Tuesday, November 10, 2009

Jevon's Paradox

The application of an interesting paradox to our current social and economical aspects of life was presented by Jeff Dardozzi. Jevon's paradox, or the rebound effect simply states that technological progression of a particular resource leads to an increase in the efficiency of that resource which ultimately leads to an overall increase in the rate of consumption. In other words, if something becomes more efficient and cheaper to use, people will use it more frequently. Jevon's paradox can be applied to the increase in production of the Smart Car. Consumers had never before seen a car with better gas mileage. When the production of the Smart Car increased, sales increased due to a lowering in the price. But having a Smart Car with better gas mileage than every other car allows the driver to drive even more than he/she would have with a normal car. So, the increase in production of the Smart Car lead to a decrease in price and an overall increase in consumption. Another example of a resource that exhibits jevon's paradox, is air conditioning. Recently, new air conditioners have been installed in homes that use almost half of the overall energy than the original air conditioners. Production of these new energy-efficient air conditioners has greatly increased, causing the price to go down. More and more homeowners are now buying these new air conditioners. When a homeowner learns that their new air conditioner is much more efficient, he/she will use it much more frequently. And if more and more people are buying them and using them more frequently than their old air conditioners, the net energy consumption will be greater than before.

The has been a very large emphasis on consumer spending in our economy in the past century primarily because it sustains the system. The present consumer spending supports the economic and political order whose power is sustained primarily by maintaining growth and "capital accumulation". Since the economic system requires the constant externalization of its operating costs to maintain itself, a decrease in consumer spending would cause an overall systematic collapse of our economic and social system.

Adam Curtis' idea of corporate America turning our society into a "sea of selves" describes each member of our society focusing primarily on the health of themselves, rather than focusing on the overall health of the system and community. Curtis' "sea of selves" describes an entire popultion that has an "inverted quarantine". He believes that corporate America has influenced and allowed each member of our society to concern themselves with only themselves.

Bailey's notion of the civic and the divine describes, what he believes, the social aspects of our collective personalities. He believes that for a community or organization to be successful, the elements of the civic and divine must be placed at the center of its structure. The civic and devine, he sates, describes an organization's reason to be. The civic element of our personalities is found in our set of rights and obligations that bind the collective to the individual while the divine element describes the notion of something greater than one's self and that the activities of the collective effect the overall system.

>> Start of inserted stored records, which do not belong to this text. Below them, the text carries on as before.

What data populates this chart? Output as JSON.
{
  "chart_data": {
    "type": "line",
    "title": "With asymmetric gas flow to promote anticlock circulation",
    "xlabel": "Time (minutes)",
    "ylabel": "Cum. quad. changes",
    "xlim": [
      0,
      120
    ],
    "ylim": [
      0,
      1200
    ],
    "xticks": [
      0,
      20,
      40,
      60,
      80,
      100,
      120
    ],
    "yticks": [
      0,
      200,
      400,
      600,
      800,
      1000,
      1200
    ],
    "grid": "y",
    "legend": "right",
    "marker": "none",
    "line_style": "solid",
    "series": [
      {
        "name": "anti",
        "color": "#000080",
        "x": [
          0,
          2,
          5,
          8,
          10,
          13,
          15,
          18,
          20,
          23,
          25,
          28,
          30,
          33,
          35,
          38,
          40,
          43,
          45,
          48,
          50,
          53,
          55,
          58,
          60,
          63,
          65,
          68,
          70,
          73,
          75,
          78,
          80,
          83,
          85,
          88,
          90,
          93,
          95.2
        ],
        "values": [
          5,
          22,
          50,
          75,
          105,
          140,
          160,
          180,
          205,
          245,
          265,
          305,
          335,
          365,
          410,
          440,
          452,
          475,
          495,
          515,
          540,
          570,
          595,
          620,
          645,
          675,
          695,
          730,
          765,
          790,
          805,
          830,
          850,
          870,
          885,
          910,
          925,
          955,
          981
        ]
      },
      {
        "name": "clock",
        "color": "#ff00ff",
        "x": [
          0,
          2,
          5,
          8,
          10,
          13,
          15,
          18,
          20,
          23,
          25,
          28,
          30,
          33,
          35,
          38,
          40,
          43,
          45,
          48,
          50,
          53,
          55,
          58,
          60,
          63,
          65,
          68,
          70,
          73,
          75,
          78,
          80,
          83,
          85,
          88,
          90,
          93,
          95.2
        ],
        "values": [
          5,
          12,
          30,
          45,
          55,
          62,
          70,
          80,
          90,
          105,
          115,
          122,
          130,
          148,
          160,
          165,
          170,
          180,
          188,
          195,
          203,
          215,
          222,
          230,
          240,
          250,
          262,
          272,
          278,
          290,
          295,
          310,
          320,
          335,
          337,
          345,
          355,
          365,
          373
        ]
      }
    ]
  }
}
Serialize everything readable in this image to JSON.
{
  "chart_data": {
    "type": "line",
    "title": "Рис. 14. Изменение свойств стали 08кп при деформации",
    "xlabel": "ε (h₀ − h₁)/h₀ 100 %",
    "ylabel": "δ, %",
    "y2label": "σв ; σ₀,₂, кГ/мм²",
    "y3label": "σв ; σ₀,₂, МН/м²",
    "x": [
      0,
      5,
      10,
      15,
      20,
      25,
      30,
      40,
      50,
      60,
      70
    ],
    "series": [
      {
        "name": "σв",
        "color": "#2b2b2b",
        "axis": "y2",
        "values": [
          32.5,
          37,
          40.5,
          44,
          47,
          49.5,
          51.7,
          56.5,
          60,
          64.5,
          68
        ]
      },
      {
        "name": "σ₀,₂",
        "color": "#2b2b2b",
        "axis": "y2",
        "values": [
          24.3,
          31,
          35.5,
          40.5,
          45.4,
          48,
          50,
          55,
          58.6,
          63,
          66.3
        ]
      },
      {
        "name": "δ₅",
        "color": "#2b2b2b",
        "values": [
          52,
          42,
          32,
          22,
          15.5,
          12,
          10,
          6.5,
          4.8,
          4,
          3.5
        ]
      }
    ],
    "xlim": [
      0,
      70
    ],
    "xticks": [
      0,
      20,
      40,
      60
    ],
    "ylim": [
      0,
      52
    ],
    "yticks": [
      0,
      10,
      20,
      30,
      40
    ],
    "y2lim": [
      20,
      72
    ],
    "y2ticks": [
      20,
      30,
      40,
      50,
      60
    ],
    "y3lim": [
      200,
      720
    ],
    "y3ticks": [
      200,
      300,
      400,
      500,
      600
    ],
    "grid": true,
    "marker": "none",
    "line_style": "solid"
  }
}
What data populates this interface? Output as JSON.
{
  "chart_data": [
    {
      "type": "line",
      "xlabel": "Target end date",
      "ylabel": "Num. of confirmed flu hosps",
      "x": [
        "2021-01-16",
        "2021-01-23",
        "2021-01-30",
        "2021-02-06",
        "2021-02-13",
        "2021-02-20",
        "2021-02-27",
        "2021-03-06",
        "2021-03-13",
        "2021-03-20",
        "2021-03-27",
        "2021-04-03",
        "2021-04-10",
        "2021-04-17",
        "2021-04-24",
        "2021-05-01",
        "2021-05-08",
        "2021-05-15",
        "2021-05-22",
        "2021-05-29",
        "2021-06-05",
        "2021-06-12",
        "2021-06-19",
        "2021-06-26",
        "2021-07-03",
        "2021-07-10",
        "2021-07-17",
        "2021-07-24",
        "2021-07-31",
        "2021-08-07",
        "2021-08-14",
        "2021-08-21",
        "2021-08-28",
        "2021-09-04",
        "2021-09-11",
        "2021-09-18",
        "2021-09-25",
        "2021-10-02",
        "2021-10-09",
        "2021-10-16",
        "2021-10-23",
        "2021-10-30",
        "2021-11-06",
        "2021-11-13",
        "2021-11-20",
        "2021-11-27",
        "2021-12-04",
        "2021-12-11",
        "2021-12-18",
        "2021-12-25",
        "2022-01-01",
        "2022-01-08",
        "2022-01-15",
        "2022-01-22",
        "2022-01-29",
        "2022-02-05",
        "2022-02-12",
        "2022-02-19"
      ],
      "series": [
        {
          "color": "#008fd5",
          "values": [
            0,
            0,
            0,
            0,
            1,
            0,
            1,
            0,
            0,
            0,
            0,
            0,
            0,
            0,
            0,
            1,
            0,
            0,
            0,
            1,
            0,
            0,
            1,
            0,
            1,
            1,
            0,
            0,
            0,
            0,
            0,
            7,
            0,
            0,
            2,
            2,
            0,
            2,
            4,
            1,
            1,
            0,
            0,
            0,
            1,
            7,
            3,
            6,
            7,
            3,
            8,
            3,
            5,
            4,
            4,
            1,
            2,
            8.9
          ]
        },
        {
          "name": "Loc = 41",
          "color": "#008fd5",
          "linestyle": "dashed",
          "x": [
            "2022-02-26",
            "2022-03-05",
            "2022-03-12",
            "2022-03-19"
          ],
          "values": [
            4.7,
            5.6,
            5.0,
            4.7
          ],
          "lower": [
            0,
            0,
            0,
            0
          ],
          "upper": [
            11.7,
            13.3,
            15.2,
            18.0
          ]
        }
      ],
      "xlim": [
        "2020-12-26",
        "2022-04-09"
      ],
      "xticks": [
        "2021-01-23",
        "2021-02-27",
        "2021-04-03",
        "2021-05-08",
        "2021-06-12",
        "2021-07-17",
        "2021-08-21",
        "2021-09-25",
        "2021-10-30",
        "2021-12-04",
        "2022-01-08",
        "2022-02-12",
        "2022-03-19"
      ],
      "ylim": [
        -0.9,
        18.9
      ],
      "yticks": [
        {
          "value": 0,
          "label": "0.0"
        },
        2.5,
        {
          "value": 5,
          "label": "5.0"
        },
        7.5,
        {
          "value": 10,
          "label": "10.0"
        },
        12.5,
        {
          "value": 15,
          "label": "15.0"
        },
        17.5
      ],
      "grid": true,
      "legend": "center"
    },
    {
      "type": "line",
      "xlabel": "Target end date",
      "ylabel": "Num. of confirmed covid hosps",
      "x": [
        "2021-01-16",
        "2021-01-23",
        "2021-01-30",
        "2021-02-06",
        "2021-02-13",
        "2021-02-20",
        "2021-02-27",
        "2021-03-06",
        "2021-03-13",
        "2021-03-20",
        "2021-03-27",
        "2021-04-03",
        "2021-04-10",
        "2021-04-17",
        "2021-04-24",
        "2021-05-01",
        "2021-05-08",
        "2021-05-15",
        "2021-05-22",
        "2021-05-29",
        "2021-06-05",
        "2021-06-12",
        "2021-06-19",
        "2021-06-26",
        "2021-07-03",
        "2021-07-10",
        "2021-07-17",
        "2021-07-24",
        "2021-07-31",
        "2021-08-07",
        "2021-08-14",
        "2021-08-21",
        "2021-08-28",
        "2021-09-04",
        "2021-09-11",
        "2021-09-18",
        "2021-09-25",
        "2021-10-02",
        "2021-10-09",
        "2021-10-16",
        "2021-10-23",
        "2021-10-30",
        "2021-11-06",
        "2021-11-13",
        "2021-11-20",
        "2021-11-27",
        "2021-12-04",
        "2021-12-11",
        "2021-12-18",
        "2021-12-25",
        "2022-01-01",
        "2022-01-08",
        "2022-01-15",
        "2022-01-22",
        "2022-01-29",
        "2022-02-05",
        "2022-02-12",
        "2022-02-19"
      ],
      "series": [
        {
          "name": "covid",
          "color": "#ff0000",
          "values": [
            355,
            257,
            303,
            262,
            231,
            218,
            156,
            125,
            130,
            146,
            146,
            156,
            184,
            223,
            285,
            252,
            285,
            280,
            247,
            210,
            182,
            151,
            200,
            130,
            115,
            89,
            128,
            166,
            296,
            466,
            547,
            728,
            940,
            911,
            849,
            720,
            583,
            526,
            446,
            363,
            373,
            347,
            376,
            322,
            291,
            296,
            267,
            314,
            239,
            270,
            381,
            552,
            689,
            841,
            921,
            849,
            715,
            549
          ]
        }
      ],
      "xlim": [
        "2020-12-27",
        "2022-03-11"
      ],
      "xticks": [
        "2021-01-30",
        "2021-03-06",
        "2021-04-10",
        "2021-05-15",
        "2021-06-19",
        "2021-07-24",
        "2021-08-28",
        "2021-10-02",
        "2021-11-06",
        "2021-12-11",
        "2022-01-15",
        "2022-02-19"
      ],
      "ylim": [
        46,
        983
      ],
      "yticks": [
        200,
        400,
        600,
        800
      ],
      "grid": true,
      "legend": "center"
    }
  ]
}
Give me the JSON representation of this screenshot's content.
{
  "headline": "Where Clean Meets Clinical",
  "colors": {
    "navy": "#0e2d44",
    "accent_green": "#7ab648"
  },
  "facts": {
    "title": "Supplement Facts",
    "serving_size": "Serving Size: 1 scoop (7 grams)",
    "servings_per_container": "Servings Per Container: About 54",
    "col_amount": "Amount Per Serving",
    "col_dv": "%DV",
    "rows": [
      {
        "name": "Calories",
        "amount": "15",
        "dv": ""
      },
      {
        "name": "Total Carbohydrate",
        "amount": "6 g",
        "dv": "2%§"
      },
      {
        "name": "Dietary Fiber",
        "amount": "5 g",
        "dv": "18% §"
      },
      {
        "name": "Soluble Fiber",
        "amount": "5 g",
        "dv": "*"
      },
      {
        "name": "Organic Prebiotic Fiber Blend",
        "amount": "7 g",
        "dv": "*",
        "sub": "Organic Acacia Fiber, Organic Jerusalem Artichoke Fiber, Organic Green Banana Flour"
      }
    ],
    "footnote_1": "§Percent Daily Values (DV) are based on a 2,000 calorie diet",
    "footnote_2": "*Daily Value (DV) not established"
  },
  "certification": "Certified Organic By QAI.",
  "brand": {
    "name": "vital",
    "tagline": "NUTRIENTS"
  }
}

I think that Dardozzi's essay paints a very accurate picture of the structures of our entire society. From economically, politically and socially, Dardozzi describes how each aspect will be affected by an overall decrease in available energy and the problems that appear with energy efficiency. Dardozzi's essay makes us as consumers think twice about using energy efficient technologies rather than simply using less. I do appreciate his description of our very fragile system and how one simple flaw will have destructive consequences. I also appreciate his description of the rise of our somewhat selfish personalities. I think he was very accurate when he described our "survival of the fittest" type of attitude, in that most members of our society think and act only for the success of themselves, rather than the success of our system. Although his description is somewhat depressing, I think it is a wake-up-call for members of our society. I think Dardozzi accurately describes who the individual is and why the individual should work more for the collective in order to survive any oncoming crisis.

This assignment is appropriate for veteran's day because of the mentality of the soldier. At the beginning, the soldier is broken down and the "self" is taken out of his/her personality. After the soldier is broken down, he/she is rebuilt to focus on the health and success of the collective unit. A soldier soon learns to fight not for himself, but for the soldiers around him, and the success of the entire operation. A veteran is someone who has fought for the success of the people around them, and for the success and health of the entire nation. The veteran knows that a "sea of selves" will not survive. The veteran exhibits more than others the civic and devine and knows their reason to be. If this nation was filled with a "sea of veterans", our society as a whole would prosper.